Shakespeare's The Winter's Tale to play two shows only

Prague Shakespeare Company will bring Bohemia's coast to the Estate's Theatre

Shakespeare mentions Bohemia in just one of his plays, so it makes sense for Prague Shakespeare Company to give it special treatment. The Winter's Tale is perhaps most famous suggesting Bohemia has a seacoast (travel tip: it doesn't) but nonetheless it has a special place in Czech hearts. It will have just two performances at the Estates Theatre, one of Prague's most opulent venues, on Oct. 13 and 14.

The play will be bi-lingual, with the parts set in Bohemia performed in Czech with English surtitles. The rest of the play is in English, with Czech surtitles. The Czech text is based on the translation by Martin Hilský.

The production is their second this season at the Estates Theatre, following Richard III, which was also presented at Prague Castle as part of its summer program.

The Winter's Tale — described as a tragicomedy of love, jealousy, forgiveness and redemption — will be directed by Guy Roberts, who will also appear as Leontes. The cast also includes Jessica Boone as Hermione, the British Ambassador to the Czech Republic Jan Thompson OBE as Paulina, Gregory Gudgeon as Camillo and Bill Roberts as Antigonus, along with many PSC regulars such as Vanessa Gendron, John Poston, Fanette Ronjat, Grant Podelco and Bob Boudreaux. Among the Czech actors joining in is Karel Heřmánek Jr., Štěpán Benoni and Lucie Špičková. Choreography is by Dana Morávková.

“It is a privilege and honor to work in the Estates Theatre and share Shakespeare in the original language along with Martin Hilsky’s very funny and very poignant translation of Shakespeare’s famous play set 'on the coast of Bohemia.' The production will also reunited me working once again with my father which is always a special treat,” Guy Roberts said.

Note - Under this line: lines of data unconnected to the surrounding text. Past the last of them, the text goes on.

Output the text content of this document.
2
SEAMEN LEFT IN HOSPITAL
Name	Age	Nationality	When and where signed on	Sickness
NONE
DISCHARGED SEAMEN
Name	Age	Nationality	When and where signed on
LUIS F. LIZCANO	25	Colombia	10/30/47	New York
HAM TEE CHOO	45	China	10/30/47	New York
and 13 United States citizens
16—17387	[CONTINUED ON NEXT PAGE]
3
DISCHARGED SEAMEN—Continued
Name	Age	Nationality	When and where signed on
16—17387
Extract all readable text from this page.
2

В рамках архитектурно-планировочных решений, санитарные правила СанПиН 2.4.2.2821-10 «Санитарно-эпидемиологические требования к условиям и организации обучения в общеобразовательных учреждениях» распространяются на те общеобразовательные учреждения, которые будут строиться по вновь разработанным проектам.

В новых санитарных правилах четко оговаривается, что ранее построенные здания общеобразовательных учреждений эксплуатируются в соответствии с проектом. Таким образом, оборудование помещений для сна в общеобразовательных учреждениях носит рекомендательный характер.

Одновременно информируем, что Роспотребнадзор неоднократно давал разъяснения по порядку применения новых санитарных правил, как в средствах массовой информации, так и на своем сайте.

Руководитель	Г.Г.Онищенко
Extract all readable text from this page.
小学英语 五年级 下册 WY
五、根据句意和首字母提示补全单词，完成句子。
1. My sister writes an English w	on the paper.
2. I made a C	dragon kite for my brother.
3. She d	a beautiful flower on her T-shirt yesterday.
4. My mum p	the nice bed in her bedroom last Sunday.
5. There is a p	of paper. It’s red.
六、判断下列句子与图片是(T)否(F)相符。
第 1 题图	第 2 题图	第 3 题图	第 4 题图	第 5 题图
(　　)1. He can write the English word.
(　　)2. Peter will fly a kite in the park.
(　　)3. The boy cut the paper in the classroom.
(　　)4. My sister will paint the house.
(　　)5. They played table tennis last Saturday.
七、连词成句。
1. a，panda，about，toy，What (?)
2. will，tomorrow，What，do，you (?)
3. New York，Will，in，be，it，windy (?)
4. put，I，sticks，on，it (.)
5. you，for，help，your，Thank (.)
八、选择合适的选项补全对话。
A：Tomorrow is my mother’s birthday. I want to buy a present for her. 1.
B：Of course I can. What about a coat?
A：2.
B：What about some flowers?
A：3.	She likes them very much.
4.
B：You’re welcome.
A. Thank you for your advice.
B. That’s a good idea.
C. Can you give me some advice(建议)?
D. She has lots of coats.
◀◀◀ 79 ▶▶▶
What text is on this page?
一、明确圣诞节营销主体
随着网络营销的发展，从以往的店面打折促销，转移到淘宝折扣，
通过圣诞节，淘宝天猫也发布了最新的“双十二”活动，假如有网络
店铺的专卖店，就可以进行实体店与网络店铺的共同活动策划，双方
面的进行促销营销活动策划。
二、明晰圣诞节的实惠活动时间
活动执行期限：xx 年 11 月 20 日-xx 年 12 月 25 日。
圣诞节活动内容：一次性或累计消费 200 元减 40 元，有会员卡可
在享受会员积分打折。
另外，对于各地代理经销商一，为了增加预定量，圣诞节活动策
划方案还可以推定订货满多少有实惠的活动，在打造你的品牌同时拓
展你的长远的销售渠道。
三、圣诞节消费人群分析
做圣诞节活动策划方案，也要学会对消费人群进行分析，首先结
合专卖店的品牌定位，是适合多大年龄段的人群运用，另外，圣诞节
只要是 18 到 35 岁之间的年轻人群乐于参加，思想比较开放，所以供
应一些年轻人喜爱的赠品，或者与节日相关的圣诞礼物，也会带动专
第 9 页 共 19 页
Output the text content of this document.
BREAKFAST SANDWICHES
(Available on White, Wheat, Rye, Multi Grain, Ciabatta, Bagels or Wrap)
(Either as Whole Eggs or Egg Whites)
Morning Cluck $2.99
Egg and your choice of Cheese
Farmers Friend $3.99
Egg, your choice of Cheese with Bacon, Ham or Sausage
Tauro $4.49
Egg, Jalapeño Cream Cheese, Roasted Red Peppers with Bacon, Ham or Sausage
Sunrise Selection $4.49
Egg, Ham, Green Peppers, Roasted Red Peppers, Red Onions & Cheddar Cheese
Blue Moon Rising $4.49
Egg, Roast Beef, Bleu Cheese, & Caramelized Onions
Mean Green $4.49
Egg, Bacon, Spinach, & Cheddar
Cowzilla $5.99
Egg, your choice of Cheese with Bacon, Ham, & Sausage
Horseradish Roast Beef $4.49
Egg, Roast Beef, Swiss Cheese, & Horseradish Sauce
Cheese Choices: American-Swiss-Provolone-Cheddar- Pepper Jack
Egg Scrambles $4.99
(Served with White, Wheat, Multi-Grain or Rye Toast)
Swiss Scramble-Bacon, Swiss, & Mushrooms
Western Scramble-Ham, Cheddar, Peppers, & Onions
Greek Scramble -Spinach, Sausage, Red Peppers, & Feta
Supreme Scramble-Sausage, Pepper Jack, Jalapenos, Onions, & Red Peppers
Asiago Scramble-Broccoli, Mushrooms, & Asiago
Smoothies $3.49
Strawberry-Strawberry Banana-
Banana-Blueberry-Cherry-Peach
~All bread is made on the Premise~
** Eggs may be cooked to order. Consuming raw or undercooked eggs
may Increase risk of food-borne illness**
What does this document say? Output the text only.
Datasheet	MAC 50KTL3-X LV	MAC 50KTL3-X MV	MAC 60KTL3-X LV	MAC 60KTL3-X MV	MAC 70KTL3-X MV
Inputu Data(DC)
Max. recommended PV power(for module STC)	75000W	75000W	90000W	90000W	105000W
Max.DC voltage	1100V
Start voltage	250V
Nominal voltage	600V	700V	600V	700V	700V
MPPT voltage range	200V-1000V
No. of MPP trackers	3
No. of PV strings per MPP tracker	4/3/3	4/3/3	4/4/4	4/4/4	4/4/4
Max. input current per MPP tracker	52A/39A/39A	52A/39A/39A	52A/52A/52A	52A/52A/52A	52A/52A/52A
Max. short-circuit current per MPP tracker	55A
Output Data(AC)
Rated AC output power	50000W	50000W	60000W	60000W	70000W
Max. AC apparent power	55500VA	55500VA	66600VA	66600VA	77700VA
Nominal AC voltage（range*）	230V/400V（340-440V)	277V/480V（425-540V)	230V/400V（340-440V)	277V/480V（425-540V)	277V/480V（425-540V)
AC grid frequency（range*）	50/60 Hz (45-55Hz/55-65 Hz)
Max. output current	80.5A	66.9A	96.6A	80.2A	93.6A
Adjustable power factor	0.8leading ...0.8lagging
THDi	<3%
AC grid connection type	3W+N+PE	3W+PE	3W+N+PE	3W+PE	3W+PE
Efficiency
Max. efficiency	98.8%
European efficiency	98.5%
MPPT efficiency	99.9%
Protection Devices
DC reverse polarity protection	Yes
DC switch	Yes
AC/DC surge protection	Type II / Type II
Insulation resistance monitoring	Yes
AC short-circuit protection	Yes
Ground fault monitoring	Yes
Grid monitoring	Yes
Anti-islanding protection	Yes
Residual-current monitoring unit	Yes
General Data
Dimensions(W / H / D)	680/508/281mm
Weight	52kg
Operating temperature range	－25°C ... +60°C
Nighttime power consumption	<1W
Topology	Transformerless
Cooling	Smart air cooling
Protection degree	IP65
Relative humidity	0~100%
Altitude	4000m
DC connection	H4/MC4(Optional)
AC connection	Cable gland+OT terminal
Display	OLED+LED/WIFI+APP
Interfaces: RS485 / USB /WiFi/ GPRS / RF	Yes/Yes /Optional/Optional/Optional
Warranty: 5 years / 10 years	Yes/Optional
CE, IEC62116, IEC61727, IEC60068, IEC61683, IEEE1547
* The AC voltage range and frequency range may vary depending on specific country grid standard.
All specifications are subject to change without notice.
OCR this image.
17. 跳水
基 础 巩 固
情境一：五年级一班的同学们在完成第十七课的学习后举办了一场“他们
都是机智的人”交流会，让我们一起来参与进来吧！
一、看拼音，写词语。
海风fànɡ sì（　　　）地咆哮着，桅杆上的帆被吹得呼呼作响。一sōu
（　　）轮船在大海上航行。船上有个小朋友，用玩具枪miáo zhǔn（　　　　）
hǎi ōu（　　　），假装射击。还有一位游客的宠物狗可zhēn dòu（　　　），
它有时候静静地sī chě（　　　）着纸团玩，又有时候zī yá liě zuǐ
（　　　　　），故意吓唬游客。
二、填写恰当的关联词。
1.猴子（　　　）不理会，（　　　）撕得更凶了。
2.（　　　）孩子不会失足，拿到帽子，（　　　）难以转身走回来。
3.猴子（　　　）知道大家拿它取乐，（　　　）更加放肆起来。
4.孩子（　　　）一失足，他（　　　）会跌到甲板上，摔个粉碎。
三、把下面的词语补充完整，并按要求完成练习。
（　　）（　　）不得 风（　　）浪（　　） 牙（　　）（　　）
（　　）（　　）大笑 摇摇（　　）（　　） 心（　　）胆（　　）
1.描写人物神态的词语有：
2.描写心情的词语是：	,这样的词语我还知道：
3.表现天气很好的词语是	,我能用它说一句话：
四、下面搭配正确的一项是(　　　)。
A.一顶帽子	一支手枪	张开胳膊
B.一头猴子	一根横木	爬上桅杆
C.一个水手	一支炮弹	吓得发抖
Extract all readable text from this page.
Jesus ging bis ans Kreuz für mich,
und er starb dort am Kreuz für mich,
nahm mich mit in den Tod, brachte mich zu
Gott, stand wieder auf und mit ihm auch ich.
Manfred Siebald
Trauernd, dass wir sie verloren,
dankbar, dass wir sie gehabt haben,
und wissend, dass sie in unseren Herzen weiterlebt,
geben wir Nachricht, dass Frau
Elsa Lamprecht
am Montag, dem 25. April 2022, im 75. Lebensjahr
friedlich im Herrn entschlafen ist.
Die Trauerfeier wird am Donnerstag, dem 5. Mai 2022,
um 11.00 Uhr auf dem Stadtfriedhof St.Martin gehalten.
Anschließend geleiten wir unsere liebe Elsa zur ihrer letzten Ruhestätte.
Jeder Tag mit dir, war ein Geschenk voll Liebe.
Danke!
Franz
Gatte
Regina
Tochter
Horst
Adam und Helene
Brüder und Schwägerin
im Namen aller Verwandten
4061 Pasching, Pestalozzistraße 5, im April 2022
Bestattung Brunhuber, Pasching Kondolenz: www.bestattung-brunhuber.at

“As with most Shakespeare plays, the strength and soul lie with the female characters and the female presence, so we are heightening that by casting women in some traditionally male roles. The wonderful Lucie Špičkova plays Queen Polixenia — we are playing this role as a woman. This will allow us to take a different look at sexual jealousy and experience the story with a new and unique perspective. We felt confident to make this change based on the openness of the Shakespeare’s original text,” he said, adding that it opened up a lot of possibilities.

“Once you open the door to paranoia and suspicion, anything becomes possible. … Leontes has a truly psychotic breakdown and this casting choice, while untraditional, heightens that. We have also cast the terrifically talented Anežka Rusevová as the Shepard. While this is also a traditionally male role, by switching the gender we are likewise able to strengthen the female presence in the story and examine the subplot with the Clown and Autolycus in a new manner,” he added.

“I am also delighted to be reunited with some of my favorite Czech actors: Karel Heřmánek Jr., who plays the dashing and romantic Prince Florizel, Štěpán Benoni who charms his way into the ladies’ and the audience’s heart with his devilish Autolycus and the delightful ingénues sharing the role of the Princess Perdita – Vanda Chaloupková and Klára Jelínková. It is also such a great pleasure to be reunited with Nikol Kouklová and work for the first time with the talented Marie Kružíková, and all of our wonderful Czech actors,” Guy Roberts said, adding his thanks to the Kolowrat family for its support.

The Winter's Tale is considered one of Shakespeare's problem plays. It is sometimes classified as a comedy, while others place it with his late romances. Some critics claim the story is in part derived from that of Anne Boleyn, but had names and places changed. The main plot, though, certainly comes from Robert Greene's pastoral romance Pandosto, published in 1588. The original date of Shakespeare's plays is unknown, but it falls into his later efforts. Greene's version also gave a coast to Bohemia. Shakespeare changed some roles and moved some of the action around but still kept the basic geographical error.

Partners of the production are Kolowrat-Krakowsky family, the City of Prague, International School Prague, the British Embassy Prague and Barrandov Studio. Prague Shakespeare Company thanks JUDr. Dominika Kolowrat-Krakowska, Maximilian Kolowrat-Krakowsky and Francesca Kolowrat-Krakowska for their selfless and generous support.